Bravissimo è il mio stesso pensiero.


----------



## Renegade (19 Marzo 2015)

Eh ma Max è un cesso. Conte, invece, che esce ai gironi contro squadre croate e slave da terzo mondo è un fenomeno. Uno che schiera il 5-3-2 e riesce a prenderle in casa dal Benfica, in una competizione che ti garantisce la finale a Torino. Allegri ha i medianacci e non fa gioco. Conte che si chiude anche a 6 in difesa invece è Sacchi. Uno che non si smuove dal suo 3-5-2 neanche se lo fucili. Ma per favore.

La verità è che ancora una volta la società è riuscita a trovare un parafulmine in Allegri, che la maggior parte di voi accusavano di essere la causa principale del male. Il suo unico errore al Milan è stata la diatriba con Pirlo. Ma ai tempi c'era un ottimo Van Bommel. Chi chiama in causa il secondo scudetto perso dimentica lo scandaloso Gol fantasma di Muntari, l'affare Pato-Tevez (uno che a 30 anni fa differenza in Serie A e CL) ormai chiuso e saltato tutti sappiamo perché. E il terzo anno riuscì a fare una rimonta con una rosa assurda, la stessa che trascinò al 2-0 al Barcellona, annullando il gioco blaugrana ma non con semplice catenaccio, bensì chiudendo proprio tutti gli spazi. 

Alla Juve sta confermando che non è Guardiola, ma è un buonissimo tecnico. Ha imposto un ottimo modulo, funzionale, traendo il meglio da ciò che ha a disposizione. Ha poi una furbizia senza eguali. Non si fa mettere i piedi in testa e ha subito portato lo spogliatoio dalla sua parte, tant'è che ieri Chiellini ha detto che è stato il cambio allenatore a far fare il salto di qualità e ha praticamente scaricato Conte.

Questo dimostra che non è affatto uno yes-man. Col tempo poi sta pure migliorando sotto vari aspetti. La verità è che molti rosicano, ma lo fanno con cognizione di causa. Dico solo che spero che in CL vada avanti più a lungo possibile per zittire tutti coloro che lo criticano su delle basi assurde e solo per antipatia. Vai Max, sempre avuto stima di te.


----------



## vota DC (19 Marzo 2015)

Comunque parliamo di uno che ha battuto il Barca con il Milan dopo l'addio dei senatori e prima dell'arrivo di Balotelli, stupirsi perché batte l'ultima in classifica del campionato tedesco mi pare eccessivo. Piuttosto va notato che

1)La rosa juventina corre anche quando ha le gambe rotte (Tevez in particolare), sembrano dei rabbiosi. La colpa della mancanza di fiato era dei preparatori del Milan. Allegri ha detto soltanto una parola contro di loro? Ve la ricordate la siesta pomeridiana alla vigilia della partita contro il Sassuolo?
2)Corrono voci sui vari Abate e Pazzini, Marotta genialmente si è fatto prendere Matri in prestito senza pagare nemmeno l'ingaggio. Al di là del fatto che con i colleghi che hanno possono giocare bene, ma ha senso dare spazio a questi pupilli bolliti quando la Juventus qualcosa può spendere?
3)I moduli fanno pena come facevano pena quelli di Conte, i cambi anche di più.
4)Merito dei singoli o no, Allegri mi pare abbia la CL nel suo DNA più di Conte, per me chi punta alla rinascita tramite lui dovrebbe tenere in conto questo perché pure con Messi oltre la semifinale Conte non ci arriva, trascura troppo le coppe.


----------



## Milo (19 Marzo 2015)

Come fate a dire che Allegri è il responsabile dello crollo del milan lo sapete solo voi.

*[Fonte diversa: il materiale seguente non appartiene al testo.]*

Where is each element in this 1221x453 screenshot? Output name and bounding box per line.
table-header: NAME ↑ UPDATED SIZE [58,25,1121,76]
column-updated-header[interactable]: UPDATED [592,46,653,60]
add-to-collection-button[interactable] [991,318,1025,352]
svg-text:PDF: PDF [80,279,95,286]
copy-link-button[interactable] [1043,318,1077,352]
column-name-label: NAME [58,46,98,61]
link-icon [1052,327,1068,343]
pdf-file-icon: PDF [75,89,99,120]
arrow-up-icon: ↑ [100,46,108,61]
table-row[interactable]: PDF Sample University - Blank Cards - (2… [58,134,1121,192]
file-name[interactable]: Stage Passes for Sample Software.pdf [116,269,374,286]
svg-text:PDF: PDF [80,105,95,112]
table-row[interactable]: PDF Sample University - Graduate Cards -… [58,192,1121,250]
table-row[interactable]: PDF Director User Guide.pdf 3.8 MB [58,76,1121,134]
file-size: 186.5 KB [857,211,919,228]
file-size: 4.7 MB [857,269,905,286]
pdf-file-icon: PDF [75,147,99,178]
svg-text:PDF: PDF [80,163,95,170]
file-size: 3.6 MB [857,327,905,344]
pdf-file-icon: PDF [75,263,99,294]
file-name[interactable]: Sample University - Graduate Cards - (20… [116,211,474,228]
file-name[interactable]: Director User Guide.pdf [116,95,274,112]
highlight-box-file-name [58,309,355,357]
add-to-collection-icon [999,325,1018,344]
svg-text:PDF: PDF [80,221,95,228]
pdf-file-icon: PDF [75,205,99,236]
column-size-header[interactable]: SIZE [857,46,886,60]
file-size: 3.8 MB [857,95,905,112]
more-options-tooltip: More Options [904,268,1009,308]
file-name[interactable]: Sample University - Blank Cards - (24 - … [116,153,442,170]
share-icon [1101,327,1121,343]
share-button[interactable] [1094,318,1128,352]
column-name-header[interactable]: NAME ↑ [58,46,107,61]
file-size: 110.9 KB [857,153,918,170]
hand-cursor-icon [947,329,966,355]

Qua comanda Berlusconi e metteva sempre bocca nelle formazioni anche se non ha nessun titolo o studio per dire certe cose e voleva comunque che i suoi ordini venissero fatti, oltre al fatto che non è mai esistito un mercato, non gli hanno mai preso un centrocampista e un difensore vero dopo la cessione di thiago silva. Se compri Poli e Acerbi, significa che non punti assolutamente a vincere!!! Questo riuscì a vincere col barca con Muntari titolare!! Ad arrivare agli ottavi, ad arrivare più volte ai preliminari di Champions quando se lo meritava 1000 volte di più la fiorentina o chi altro c'era.
Ora alla Juve ha il campionato già vinto ed è ai quarti! Ma di cosa vogliamo parlare???


----------



## Efferosso (19 Marzo 2015)

Ma dai su fate i bravi.
Il borussia è passato da Lewandosky ad Aubameyang.


----------



## Oronzo Cana (19 Marzo 2015)

ovviamente quando si tratta di dare un giudizio le vie di mezzo non esistono mai . Nell'ultimo periodo di allegri al milan sostenevo che la squadra oltre ad essere allenata male era costruita peggio . Alla luce degli ultimi avvenimenti possiamo sfatare ulteriori miti tipo allegri e le vasche di sabbia , allegri e i medianacci ecc al contempo però si rafforzano delle certezze : i preparatori e lo staff medico sono imposti dall'alto e che i medianacci vengono presi da sappiamo noi chi


----------



## The P (19 Marzo 2015)

Kurt91 ha scritto:


> A parte che qui nessuno, penso nemmeno chi ha aperto il topic, sta rimpiangendo Allegri, ma si sta solo dicendo che non è un cesso di allenatore (e non è neanche un grandissimo, ma lo specifico perché la gente tende a dare interpretazioni un po' alla c...o). Ciò che hai scritto è divertente e pensa te se devo difendere Allegri. Di certo c'è l'aver perso lo scudetto con Ibra, ma:
> 
> 1) Non mi pare che sia stato il primo allenatore a richiedere i medianacci. Lui, da puro aziendalista, faceva giocare quelli che gli prendevano. Il primo e il secondo anno ha sempre fatto giocare quelli coi piedi buoni. Mi vengono in mente Pirlo (seccato dalla proprietà e non dall'allenatore visto che è stato ammesso dallo stesso Pirlo nella sua biografia), Seedorf e Van Bommel. Poi è iniziato il processo di smantellamento che è da attribuire solo ed esclusivamente alla proprietà e a un dirigente che oltre ai medianacci a zero non riusciva ad ottenere.
> 
> ...



Caro, nonostante la stima, questa volta resto della mia opinione. Sopratutto nei tre punti che hai elencato la penso diversamente.


----------



## Kurt91 (19 Marzo 2015)

The P ha scritto:


> Caro, nonostante la stima, questa volta resto della mia opinione. Sopratutto nei tre punti che hai elencato la penso diversamente.



Ci mancherebbe


----------



## Toby rosso nero (19 Marzo 2015)

Mi piacerebbe vederlo allenare il Napoli o la Roma questo fenomeno.


----------



## Jaqen (19 Marzo 2015)

Io penso che Allegri sia un discreto allenatore.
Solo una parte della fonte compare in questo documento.